The exponential growth of illegal mining activities and associated acts of criminality is a result of many intersectional and structural factors, past and present, and unique to South Africa: the Minerals and Petroleum Resources Development Act; inequalities — both the means and factors of mining production are still in the hands of a small number of white individuals; the huge impact of the COVID-19 pandemic in terms of job losses; cross-border migration from neighbouring countries; and record levels of unemployment and poverty rates. As with the case of Latin American experiences with violence, South Africa’s history of organized crime and violence is providing the necessary (infra)structures, actors, and networks for illegal mining. The reason being that these previous (infra)structures, actors, and networks often expand their operations by entering the extractive industry through leveraging economically- and socially-vulnerable groups, further worsening the social, environmental, state, and industrial threats in subaltern communities where they operate. 

Thus, to better respond to — and resist — the state-sponsored violence, vigilantism, and xenophobia against the zama zamas, the ecological and extractive industry-based civil society should advocate and lobby for addressing these intersectional, complex, and structural challenges before blaming the zama zamas for their criminal acts. As illustrated by the preliminary findings, while their activities are a threat to business, industry, society, and the environment, they are also inventive methods for surviving in this harsh and vicious post-COVID-19 exclusionary economy.
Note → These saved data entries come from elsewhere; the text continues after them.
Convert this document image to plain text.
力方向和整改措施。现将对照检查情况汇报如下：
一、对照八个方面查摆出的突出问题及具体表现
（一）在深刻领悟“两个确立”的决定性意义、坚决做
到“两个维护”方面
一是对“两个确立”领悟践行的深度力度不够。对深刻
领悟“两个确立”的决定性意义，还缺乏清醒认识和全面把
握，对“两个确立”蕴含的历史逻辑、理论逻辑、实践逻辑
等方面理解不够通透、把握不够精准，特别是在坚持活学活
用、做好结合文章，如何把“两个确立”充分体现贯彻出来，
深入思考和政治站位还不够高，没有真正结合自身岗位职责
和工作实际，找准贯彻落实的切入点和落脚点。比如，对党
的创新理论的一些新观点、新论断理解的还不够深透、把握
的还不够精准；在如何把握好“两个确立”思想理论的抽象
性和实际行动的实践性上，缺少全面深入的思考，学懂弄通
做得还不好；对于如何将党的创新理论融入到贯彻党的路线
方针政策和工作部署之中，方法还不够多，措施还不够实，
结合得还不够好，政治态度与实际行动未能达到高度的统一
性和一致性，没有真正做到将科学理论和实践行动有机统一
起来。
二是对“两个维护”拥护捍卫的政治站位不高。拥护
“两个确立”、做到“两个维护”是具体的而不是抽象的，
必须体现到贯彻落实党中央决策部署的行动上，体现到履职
Echoing similar sentiments, Reginald Cline-Cole (2022) andTeresa Nogueira Pinto (2022) assert that the zama zama illegal mining operations and violent criminal conduct in South Africa’s goldfields constitute livelihood adaptation responses. These emerge as resilient coping mechanisms for managing austerity and inflation, concomitant with the long-established and markedly amplified influx of predominantly undocumented migrants to South Africa since approximately the year 2000. Overall, the problem in South Africa at the moment is that those expressing dissent towards xenophobia, who advocate for human rights, or who prioritize addressing the issue of rape over discussing the issue of undocumented migration, are systematically harassed and attacked online.